Мать молчала, и Пип пустилась рассказывать ей про съемки в Буэнос-Айресе, про Тони Филд и других женщин Вольфа, надеясь внушить матери, что он не рассматривает практиканток как свою добычу. То, что она хотела ей это внушить, в то время как единственной причиной ее звонка была боязнь стать его добычей, хорошо иллюстрировало их отношения.
– Такие вот дела, – подытожила Пип.
– Пьюрити, – сказала ее мать, – он нарушитель закона. Линда распечатала мне статью о нем. У него очень серьезные нелады с законом. Его почитателей это, похоже, не смущает – они считают его героем. Но если ты сама нарушишь закон – просто-напросто тем, что помогаешь ему, – тебе, может быть, навсегда будет отрезан путь домой. Подумай об этом, пожалуйста.
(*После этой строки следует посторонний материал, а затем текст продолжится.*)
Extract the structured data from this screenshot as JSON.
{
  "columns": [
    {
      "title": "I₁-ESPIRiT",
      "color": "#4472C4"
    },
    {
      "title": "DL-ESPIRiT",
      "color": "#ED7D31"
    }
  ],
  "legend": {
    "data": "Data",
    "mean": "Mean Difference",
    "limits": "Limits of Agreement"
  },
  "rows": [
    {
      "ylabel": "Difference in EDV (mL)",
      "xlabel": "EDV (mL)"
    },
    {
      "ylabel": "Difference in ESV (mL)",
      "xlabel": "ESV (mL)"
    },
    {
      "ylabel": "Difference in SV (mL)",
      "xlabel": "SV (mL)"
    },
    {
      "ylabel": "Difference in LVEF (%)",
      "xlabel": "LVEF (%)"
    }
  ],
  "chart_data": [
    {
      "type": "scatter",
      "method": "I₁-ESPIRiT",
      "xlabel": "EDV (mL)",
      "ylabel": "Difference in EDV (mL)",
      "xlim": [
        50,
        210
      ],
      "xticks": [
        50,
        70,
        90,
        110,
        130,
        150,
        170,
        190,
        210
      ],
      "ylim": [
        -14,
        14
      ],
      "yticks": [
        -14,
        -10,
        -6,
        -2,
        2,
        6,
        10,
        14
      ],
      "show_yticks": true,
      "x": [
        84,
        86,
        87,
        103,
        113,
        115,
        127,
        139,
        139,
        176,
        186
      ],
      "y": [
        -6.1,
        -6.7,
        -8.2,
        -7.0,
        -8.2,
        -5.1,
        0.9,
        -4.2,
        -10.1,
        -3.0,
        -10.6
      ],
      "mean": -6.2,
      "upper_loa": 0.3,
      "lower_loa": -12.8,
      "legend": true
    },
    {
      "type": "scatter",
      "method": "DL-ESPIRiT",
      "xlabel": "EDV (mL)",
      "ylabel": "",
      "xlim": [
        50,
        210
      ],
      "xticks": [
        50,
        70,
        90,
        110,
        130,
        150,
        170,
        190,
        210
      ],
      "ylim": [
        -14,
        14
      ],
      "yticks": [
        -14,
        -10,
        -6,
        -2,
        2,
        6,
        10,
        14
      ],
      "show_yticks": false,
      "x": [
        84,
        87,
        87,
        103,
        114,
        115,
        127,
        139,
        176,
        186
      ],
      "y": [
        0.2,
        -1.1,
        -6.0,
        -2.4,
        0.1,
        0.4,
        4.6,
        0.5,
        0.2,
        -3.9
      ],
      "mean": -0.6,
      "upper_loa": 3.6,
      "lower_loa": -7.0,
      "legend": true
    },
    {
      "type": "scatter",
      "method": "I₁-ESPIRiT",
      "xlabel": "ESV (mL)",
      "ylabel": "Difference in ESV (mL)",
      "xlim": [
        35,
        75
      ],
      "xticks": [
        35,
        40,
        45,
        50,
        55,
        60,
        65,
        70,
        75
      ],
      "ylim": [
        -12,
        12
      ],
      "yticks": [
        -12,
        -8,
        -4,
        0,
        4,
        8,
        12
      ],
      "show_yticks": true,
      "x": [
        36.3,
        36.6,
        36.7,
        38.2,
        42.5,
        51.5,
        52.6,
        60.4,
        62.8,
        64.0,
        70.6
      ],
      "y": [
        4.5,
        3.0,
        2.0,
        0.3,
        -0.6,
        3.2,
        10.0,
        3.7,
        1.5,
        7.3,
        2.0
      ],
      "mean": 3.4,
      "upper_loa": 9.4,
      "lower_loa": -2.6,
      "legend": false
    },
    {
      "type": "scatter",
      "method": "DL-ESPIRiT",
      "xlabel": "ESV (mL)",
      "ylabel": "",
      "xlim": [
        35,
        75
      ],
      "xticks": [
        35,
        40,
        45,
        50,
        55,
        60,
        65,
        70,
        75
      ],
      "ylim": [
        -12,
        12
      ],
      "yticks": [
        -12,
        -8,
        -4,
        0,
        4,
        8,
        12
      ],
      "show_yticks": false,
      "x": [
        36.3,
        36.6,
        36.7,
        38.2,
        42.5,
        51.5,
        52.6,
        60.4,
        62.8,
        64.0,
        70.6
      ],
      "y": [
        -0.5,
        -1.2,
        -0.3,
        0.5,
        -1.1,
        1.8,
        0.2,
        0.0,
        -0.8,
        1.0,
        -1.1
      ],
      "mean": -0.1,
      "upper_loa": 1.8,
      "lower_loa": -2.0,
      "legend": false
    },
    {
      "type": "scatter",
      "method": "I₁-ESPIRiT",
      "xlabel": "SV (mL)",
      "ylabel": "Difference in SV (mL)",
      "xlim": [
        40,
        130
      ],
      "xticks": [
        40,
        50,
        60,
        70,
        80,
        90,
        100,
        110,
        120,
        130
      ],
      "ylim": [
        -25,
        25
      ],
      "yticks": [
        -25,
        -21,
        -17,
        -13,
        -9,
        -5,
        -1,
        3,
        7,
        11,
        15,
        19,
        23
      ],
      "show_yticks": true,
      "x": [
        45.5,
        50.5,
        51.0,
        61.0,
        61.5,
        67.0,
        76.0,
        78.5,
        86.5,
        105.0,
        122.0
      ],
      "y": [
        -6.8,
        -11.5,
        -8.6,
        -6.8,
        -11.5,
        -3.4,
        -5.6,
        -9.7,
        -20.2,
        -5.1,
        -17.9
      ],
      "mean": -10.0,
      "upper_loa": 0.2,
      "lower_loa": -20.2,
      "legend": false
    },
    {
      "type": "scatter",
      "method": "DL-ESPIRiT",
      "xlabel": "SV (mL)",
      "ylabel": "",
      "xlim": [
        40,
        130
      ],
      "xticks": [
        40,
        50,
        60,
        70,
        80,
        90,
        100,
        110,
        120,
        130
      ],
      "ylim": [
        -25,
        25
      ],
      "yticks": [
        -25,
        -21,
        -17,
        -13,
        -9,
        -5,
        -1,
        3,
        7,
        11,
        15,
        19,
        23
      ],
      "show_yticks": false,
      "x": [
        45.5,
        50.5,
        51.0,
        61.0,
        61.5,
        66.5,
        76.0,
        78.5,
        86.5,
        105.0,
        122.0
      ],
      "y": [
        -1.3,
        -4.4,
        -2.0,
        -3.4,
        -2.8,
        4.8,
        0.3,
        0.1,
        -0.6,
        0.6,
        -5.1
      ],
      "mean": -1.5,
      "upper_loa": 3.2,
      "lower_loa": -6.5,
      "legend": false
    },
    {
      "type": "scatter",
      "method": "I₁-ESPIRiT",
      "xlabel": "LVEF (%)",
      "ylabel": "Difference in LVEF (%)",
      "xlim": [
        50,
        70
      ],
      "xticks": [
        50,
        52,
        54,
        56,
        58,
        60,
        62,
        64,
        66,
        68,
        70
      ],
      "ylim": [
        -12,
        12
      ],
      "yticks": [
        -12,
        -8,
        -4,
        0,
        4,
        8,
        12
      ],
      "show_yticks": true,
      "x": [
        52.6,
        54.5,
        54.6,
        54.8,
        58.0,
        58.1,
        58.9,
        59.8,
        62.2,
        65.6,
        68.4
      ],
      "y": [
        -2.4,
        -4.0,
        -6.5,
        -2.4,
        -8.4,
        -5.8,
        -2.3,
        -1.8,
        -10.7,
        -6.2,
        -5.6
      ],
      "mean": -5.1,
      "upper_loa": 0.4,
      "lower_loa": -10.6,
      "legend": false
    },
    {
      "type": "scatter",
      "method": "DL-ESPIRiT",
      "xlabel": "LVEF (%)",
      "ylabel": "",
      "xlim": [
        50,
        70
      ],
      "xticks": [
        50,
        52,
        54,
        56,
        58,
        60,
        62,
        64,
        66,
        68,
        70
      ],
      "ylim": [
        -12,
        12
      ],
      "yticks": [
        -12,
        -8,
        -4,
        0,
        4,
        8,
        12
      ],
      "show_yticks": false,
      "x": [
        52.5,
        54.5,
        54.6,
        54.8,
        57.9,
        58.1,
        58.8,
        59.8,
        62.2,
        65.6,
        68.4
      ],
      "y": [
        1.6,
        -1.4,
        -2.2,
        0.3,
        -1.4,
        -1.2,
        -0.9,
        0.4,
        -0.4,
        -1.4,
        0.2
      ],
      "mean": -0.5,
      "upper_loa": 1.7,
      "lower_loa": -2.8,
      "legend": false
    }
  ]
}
– Что-то я не видела сообщений о практикантах, возвращающихся на родину в наручниках.
– Нарушение федерального закона – это не шутка.
– Мама, все здесь из очень состоятельных семей и хорошо образованны. Я не думаю…
– Может быть, у их родителей есть деньги на хороших адвокатов. До тех пор пока ты благополучно не вернешься, я не буду нормально спать по ночам.
– Что ж, по крайней мере, у тебя сейчас имеется хоть какая-то причина для бессонницы.
Это было, пожалуй, жестоковато, но Пип теперь видела – ей следовало это видеть до того, как она приняла ошибочное решение позвонить, – что мать не может предложить ничего полезного.
– Оп-ля, – сказала она. – Педро мне машет – надо идти.
Она двинулась к амбару, и тут из него вышла Уиллоу. На ней был деспотически красивый сарафан в горошек.
– Привет, Уиллоу, как дела?
– Пип, мне надо с тобой поговорить.
– Ух ты, дай-ка угадаю. Ты хочешь извиниться.
Уиллоу нахмурилась.
– За что?
– Ну, не знаю… Может быть, за то, что нахамила мне вчера?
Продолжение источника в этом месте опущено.